Törende konuşan Chevron'un Avrupa-Asya Genel Müdürü James Jay Johnson da Türkiye'nin dinamik bir ülke olduğunu ve yatırımı destekleyici bir ortam bulunduğunu belirterek, şirketin Türkiye'deki çalışmalarının 20 yıla dayandığını söyledi.

Türkiye ile yeni bir enerji ortaklığına giriyor olmaktan memnuniyet duyduklarını vurgulayan Johnson, Karadeniz'de 3921 numaralı ruhsat alanının batı kısmında Chevron'un yüzde 50 pay sahibi olacağını, TPAO'nun da halen delinmekte olan ilk arama kuyusunun operatörü olacağını bildirdi.

Ek bir arama kuyusunun TPAO tarafından 2012 yılında açılacağını kaydeden Johnson, "Bu anlaşma, enerji ortaklığının en iyisini temsil ediyor.

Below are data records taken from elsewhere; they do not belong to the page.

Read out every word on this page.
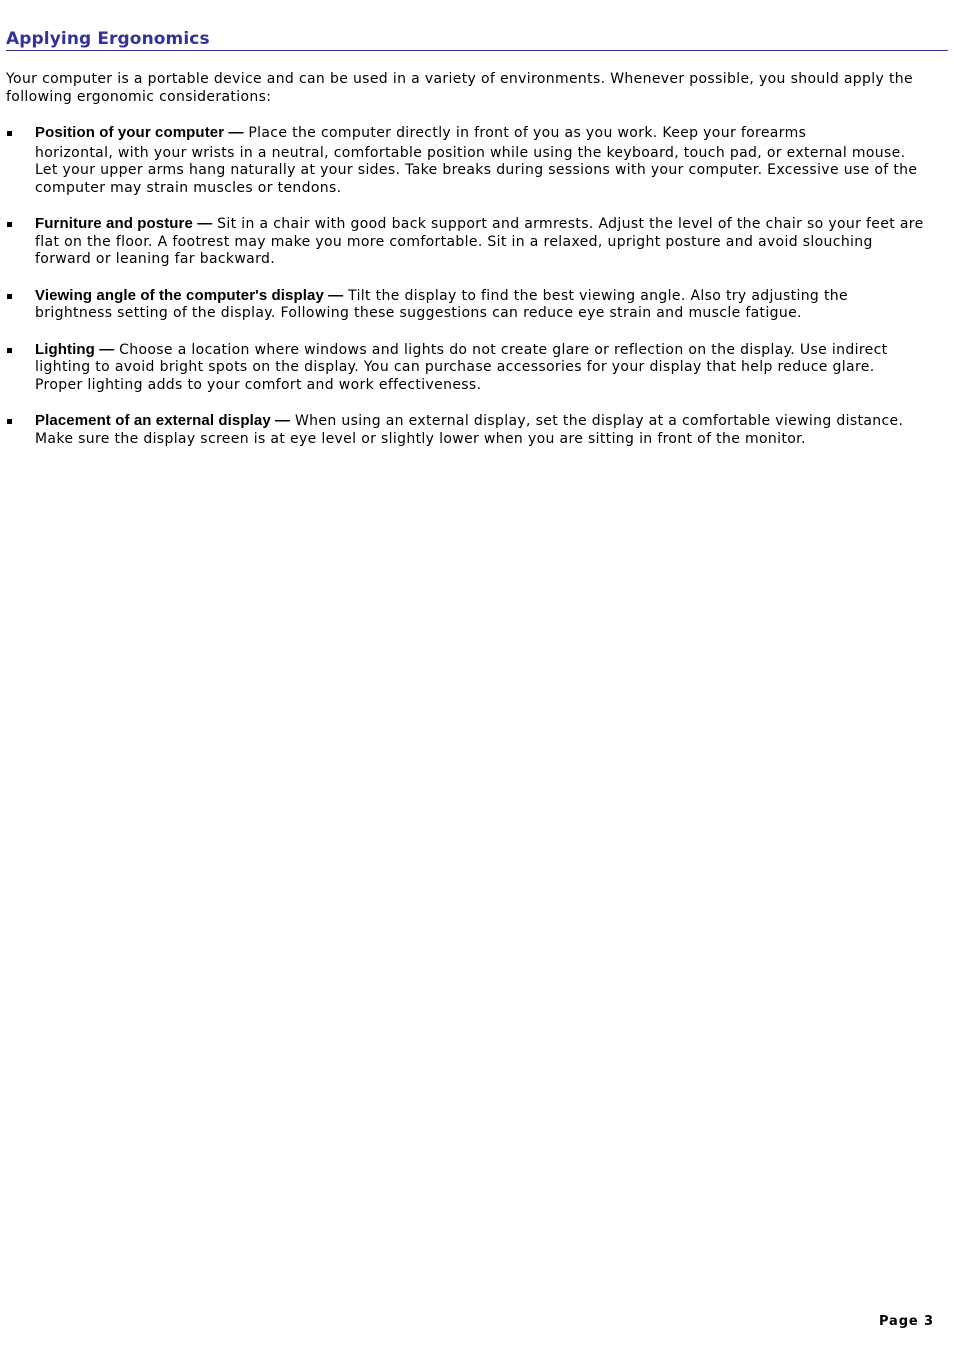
Applying Ergonomics

Your computer is a portable device and can be used in a variety of environments. Whenever possible, you should apply the following ergonomic considerations:

Position of your computer — Place the computer directly in front of you as you work. Keep your forearms
horizontal, with your wrists in a neutral, comfortable position while using the keyboard, touch pad, or external mouse. Let your upper arms hang naturally at your sides. Take breaks during sessions with your computer. Excessive use of the computer may strain muscles or tendons.
Furniture and posture — Sit in a chair with good back support and armrests. Adjust the level of the chair so your feet are flat on the floor. A footrest may make you more comfortable. Sit in a relaxed, upright posture and avoid slouching forward or leaning far backward.
Viewing angle of the computer's display — Tilt the display to find the best viewing angle. Also try adjusting the brightness setting of the display. Following these suggestions can reduce eye strain and muscle fatigue.
Lighting — Choose a location where windows and lights do not create glare or reflection on the display. Use indirect lighting to avoid bright spots on the display. You can purchase accessories for your display that help reduce glare. Proper lighting adds to your comfort and work effectiveness.
Placement of an external display — When using an external display, set the display at a comfortable viewing distance. Make sure the display screen is at eye level or slightly lower when you are sitting in front of the monitor.
Page 3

Bu anlaşma ile potansiyeli yüksek havzanın aranmasıyla birlikte ülkenin kaynaklarının geliştirilmesine yardımcı olunacak. Türkiye aynı zamanda açık denizde deneyimli bir partner kazanıyor" diye konuştu.

Chevron'un bölgede 20 yıldan fazla faaliyet gösterdiğini, daha önce bu bölgede iki kuyu açtığını, ancak potansiyel bulamadığını anlatan Johnson, yeni bir arama ile faaliyetleri artırmayı hedeflediklerini, bunun dışında Türkiye ile ticari ilişkilerin ötesinde sosyal sorumluluk çalışmalarında da yer aldıklarını söyledi. Johnson, "TPAO ile ortaklığımızdan gurur duyuyor ve bu ortaklığı geliştirmeyi amaçlıyoruz" dedi.

Akaryakıt intifa sözleşmeleri

Bu arada törene katılan Enerji Piyasası Düzenleme Kurumu (EPDK) Başkanı Hasan Köktaş da gazetecilerle sohbeti sırasında akaryakıt intifa sözleşmelerine ilişkin olarak 18 Eylülden itibaren Rekabet Kurumunun kararı üzerine dağıtıcı firmalar ile bayiler arasında yeni bir dönem başladığını ve şu ana kadar hiçbir sorun bulunmadığını ifade etti.

Köktaş, EPDK'ya hafta sonundan bugüne başvurular olduğunu ve bu kapsamda geçen cumartesiden pazartesi gününe kadar dağıtıcı firmasını değiştirip sözleşmesinde tadil yapan 340 başvuru sahibi olduğunu bildirdi.

Ürün tedariği konusunda da bir sorun bulunduğını belirten Köktaş, bir kısım bayinin dağıtıcı değiştireceğini, bunların ve sözleşmelerinde tadil yapmayanların sayısının daha sonra ortaya çıkacağını söyledi.

Anlaşmanın ardından taraflar günün anısı için getirdikleri hediyeleri birbirlerine sundular. Chevron temsilcisi Bakan Yıldız'a kapaklı bir kase sunarken Yıldız, "İnşallah bunun içi açılacak kuyudan gelecek petrol numunesi ile dolar" dedi.